Наконец мы в последний раз подбросили бинты в наш затухающий костер — мы так ослабели, что больше ничего не в состоянии были сделать. И вдруг мы услышали слабый звук, похожий на вздох; не успели мы спросить себя, был ли он игрой нашего расстроенного воображения или явью, как Ченли перелез через край колодца и в изнеможении упал к нашим ногам.

Его одежда была изорвана в клочья. Когда Ченли стал стряхивать воду с волос в мерцающем свете костра, я заметил, что его лицо осунулось, а выражение глаз безошибочно говорило, что для него настал высший миг. Его час пробил.

Он едва нашел в себе силы обратиться к нам. Казалось, мышцы его горла отвердели и напряглись.

— Скорее, скорее! — прохрипел он. — Слушайте! На стене колодца есть зарубки. Спускайтесь по ним к каменному выступу. Там начинаются три коридора. Вам нужен левый. Придется ползти на четвереньках, пока вы не доберетесь до глубокой пещеры, заполненной водой. Не бойтесь, ныряйте прямо в воду — пещера ведет к Нилу, и вы окажетесь в безопасности. Оставьте меня… оставьте меня здесь.

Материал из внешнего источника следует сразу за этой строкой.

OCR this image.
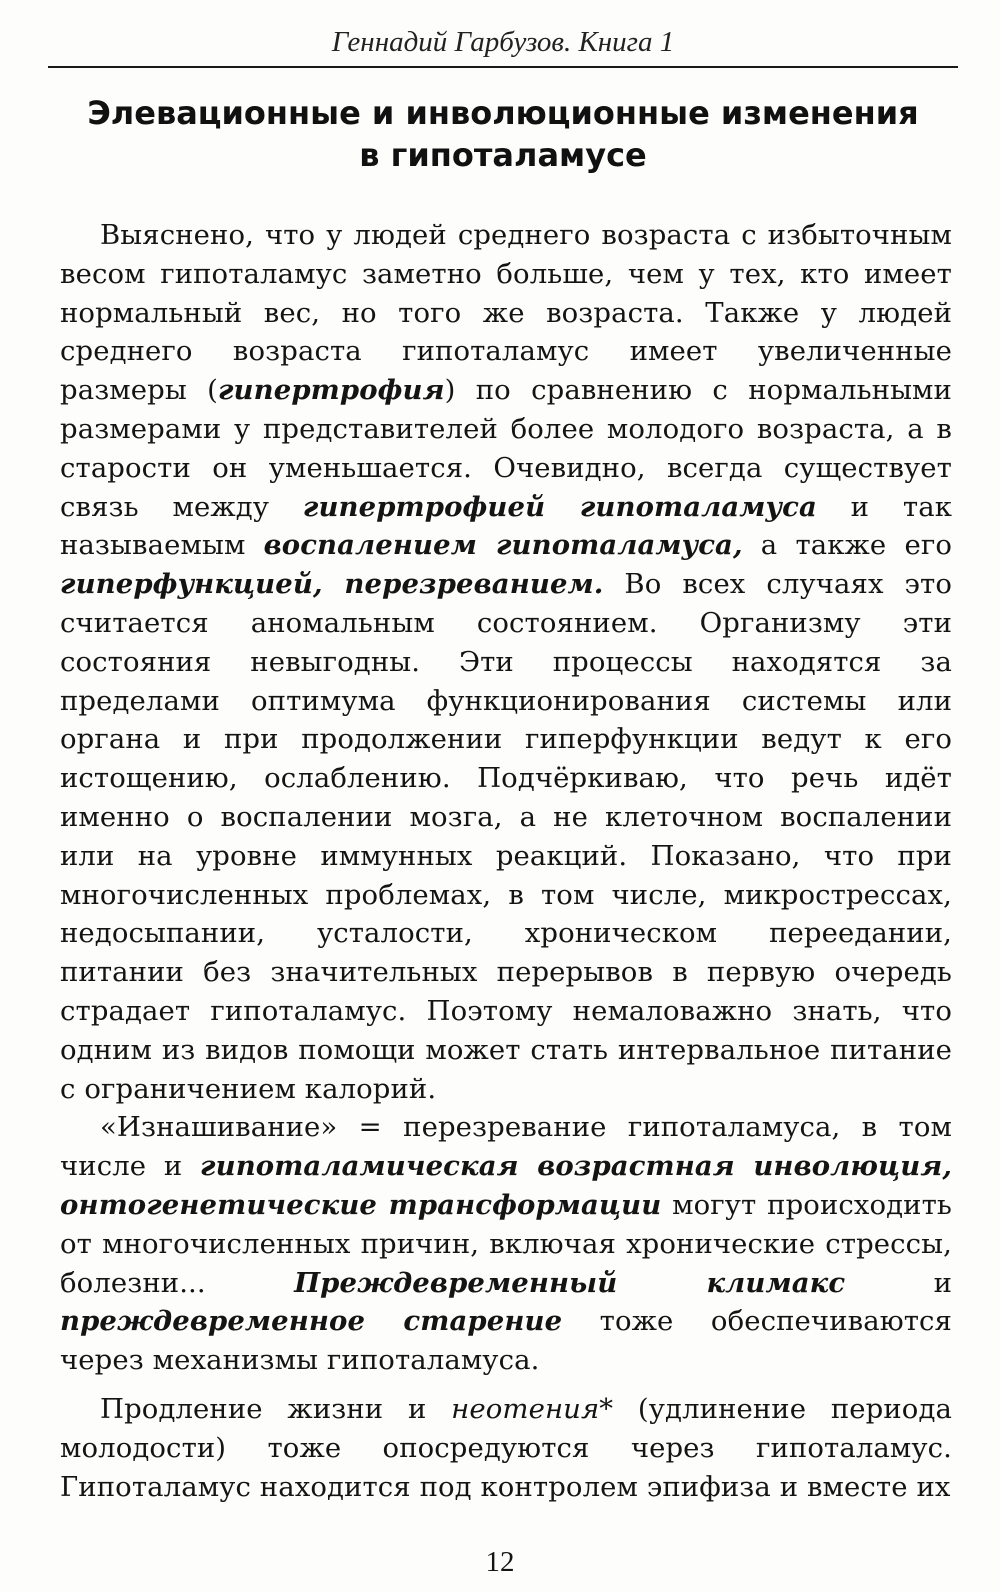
Геннадий Гарбузов. Книга 1
Элевационные и инволюционные изменения
в гипоталамусе

Выяснено, что у людей среднего возраста с избыточным весом гипоталамус заметно больше, чем у тех, кто имеет нормальный вес, но того же возраста. Также у людей среднего возраста гипоталамус имеет увеличенные размеры (гипертрофия) по сравнению с нормальными размерами у представителей более молодого возраста, а в старости он уменьшается. Очевидно, всегда существует связь между гипертрофией гипоталамуса и так называемым воспалением гипоталамуса, а также его гиперфункцией, перезреванием. Во всех случаях это считается аномальным состоянием. Организму эти состояния невыгодны. Эти процессы находятся за пределами оптимума функционирования системы или органа и при продолжении гиперфункции ведут к его истощению, ослаблению. Подчёркиваю, что речь идёт именно о воспалении мозга, а не клеточном воспалении или на уровне иммунных реакций. Показано, что при многочисленных проблемах, в том числе, микрострессах, недосыпании, усталости, хроническом переедании, питании без значительных перерывов в первую очередь страдает гипоталамус. Поэтому немаловажно знать, что одним из видов помощи может стать интервальное питание с ограничением калорий.

«Изнашивание» = перезревание гипоталамуса, в том числе и гипоталамическая возрастная инволюция, онтогенетические трансформации могут происходить от многочисленных причин, включая хронические стрессы, болезни... Преждевременный климакс и преждевременное старение тоже обеспечиваются через механизмы гипоталамуса.

Продление жизни и неотения* (удлинение периода молодости) тоже опосредуются через гипоталамус. Гипоталамус находится под контролем эпифиза и вместе их

12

Его голова откинулась назад — он попытался улыбнуться, но губы отказывались шевелиться. Старый профессор со слезами на глазах старался поднять его, твердя:

— Ты должен встать, мой мальчик, ты должен пойти с нами…

Руки Ченли тем временем лихорадочно рвали рубашку. Судьба и вправду оказалась жестока и неумолима до конца. Тварь недвижно лежала у него на груди — она сделала свое дело, и ее клыки были погружены в его плоть.

С последним усилием он приподнялся и, взяв нас за руки, тихо произнес:

— Помните… Семя, что было посеяно, дождалось жатвы… Прощайте!


Загрузка...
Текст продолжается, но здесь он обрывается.